Data, AI, and Consumer Insights
My research explores how businesses and consumers interact with digital content, particularly in e-commerce and online platforms. I analyze large-scale datasets, spanning product descriptions, consumer discussions, and metadata, to extract insights that enhance digital marketing and business decision-making. While much of my work focuses on text analysis, I also explore interdisciplinary approaches that incorporate visual and contextual data.
I investigate questions such as:
How can AI improve the accuracy of product information in large datasets?

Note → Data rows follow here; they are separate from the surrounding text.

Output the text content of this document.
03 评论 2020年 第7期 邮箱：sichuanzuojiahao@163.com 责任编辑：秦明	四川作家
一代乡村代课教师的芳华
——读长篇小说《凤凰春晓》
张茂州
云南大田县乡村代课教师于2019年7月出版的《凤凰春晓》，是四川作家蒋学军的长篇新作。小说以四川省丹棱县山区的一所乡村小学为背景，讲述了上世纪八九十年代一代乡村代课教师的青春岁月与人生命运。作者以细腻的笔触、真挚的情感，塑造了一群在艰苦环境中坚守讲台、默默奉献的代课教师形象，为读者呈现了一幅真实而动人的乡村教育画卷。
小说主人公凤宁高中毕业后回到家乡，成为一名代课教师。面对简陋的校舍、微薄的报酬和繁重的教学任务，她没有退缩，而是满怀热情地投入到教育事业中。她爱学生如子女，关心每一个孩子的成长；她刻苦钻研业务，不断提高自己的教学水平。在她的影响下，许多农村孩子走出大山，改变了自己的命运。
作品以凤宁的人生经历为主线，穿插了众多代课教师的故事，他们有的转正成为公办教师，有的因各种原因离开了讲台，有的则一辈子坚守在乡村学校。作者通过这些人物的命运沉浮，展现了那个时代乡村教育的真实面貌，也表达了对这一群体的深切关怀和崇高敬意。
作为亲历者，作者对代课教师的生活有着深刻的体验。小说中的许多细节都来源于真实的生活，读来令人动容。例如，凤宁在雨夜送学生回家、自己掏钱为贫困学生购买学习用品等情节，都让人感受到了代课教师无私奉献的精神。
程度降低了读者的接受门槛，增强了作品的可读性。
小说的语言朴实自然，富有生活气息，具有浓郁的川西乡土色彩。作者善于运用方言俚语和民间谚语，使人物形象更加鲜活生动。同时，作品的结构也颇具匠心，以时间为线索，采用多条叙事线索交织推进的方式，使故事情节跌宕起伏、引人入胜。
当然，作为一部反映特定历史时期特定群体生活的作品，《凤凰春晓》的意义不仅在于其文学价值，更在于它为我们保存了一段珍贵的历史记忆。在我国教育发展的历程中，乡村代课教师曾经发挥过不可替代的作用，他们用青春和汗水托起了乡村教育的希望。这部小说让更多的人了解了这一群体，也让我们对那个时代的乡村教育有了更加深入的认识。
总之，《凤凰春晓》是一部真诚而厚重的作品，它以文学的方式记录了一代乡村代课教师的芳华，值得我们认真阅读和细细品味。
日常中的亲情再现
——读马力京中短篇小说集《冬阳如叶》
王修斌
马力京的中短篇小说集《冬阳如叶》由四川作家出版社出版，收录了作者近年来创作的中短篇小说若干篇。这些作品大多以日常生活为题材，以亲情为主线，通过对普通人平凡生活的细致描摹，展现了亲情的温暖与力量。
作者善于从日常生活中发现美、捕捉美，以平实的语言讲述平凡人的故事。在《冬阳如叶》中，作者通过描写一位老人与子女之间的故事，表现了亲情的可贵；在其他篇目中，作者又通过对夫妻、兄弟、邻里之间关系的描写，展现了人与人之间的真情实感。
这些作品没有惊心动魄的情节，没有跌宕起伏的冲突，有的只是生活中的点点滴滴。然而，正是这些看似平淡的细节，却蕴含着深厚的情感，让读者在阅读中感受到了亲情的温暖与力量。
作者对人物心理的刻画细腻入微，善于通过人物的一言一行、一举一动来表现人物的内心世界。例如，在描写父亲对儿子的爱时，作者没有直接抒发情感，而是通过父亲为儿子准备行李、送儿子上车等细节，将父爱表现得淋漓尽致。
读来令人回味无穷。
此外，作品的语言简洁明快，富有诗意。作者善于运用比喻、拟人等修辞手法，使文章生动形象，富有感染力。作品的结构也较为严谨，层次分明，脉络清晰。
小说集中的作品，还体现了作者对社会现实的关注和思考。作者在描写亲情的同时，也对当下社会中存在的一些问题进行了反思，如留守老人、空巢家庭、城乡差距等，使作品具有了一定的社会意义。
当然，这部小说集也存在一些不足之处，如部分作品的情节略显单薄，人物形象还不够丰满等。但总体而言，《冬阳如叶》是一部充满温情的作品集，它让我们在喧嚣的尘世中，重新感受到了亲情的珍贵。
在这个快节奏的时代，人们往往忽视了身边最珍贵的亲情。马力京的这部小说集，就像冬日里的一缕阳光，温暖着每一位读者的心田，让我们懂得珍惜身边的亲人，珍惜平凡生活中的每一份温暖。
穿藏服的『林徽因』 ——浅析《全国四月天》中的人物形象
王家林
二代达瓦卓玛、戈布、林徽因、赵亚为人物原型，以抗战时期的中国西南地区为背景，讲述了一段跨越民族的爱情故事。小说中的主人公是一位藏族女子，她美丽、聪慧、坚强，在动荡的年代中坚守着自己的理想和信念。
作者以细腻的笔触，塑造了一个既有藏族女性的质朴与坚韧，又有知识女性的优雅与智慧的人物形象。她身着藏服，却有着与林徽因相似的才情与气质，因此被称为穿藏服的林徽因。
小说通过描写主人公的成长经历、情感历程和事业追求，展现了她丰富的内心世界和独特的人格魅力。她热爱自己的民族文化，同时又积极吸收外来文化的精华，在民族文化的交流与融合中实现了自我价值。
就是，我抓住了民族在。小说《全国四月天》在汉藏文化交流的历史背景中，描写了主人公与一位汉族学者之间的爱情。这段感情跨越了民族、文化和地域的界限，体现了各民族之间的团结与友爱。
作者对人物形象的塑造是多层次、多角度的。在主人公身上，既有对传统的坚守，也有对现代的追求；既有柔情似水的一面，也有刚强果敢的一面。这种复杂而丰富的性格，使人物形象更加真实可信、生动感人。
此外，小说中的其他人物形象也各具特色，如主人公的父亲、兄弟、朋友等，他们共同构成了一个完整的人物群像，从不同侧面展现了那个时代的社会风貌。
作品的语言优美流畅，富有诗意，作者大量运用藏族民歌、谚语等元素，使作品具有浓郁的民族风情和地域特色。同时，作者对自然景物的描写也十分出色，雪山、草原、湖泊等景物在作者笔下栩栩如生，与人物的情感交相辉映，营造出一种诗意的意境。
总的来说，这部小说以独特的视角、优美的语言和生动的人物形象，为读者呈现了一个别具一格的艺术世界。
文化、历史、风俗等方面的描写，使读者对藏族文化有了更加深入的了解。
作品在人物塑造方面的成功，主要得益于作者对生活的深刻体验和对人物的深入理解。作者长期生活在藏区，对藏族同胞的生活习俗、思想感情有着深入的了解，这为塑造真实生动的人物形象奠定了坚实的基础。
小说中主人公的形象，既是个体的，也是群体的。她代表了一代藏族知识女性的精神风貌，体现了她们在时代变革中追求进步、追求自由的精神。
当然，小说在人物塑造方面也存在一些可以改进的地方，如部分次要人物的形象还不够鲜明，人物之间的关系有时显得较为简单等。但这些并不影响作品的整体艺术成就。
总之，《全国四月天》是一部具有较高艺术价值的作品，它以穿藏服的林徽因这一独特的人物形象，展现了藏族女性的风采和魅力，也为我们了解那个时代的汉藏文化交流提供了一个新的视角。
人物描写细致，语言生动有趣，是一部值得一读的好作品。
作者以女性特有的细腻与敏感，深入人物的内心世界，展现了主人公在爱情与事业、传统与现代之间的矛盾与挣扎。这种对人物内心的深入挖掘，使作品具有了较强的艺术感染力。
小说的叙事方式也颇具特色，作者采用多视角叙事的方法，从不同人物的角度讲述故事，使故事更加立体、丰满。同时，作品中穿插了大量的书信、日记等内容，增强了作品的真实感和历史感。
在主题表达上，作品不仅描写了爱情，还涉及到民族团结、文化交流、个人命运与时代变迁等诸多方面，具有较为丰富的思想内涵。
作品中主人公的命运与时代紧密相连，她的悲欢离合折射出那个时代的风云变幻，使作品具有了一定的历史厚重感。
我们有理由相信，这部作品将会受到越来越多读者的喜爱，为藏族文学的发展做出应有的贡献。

How do consumer discussions shape product perception and brand engagement?
What role does unstructured data, text, images, and metadata play in digital marketing analytics?
Using NLP, machine learning, and generative AI models, I analyze patterns in consumer-generated data to uncover insights that drive better marketing and business strategies.
Ongoing Projects
I am currently working on projects related to:
Sensory Cues and Consumer Perception in Digital Environments
I explore how verbal and visual elements, especially color, shape consumer attention, expectations, and trust in online shopping contexts. This stream combines large-scale review analysis, NLP, and generative AI models to study how consumers process color-related cues in text and images.
AI-Powered Product Data Enhancement
Using LLMs and lexicon-based tools, I develop techniques to improve product metadata quality (e.g., attributes like color, material) across large e-commerce datasets.
Consumer Conversations & Market Trends
I apply topic modeling and rhetorical analysis to understand how consumer-generated text reflects product experience and influences engagement metrics like review helpfulness.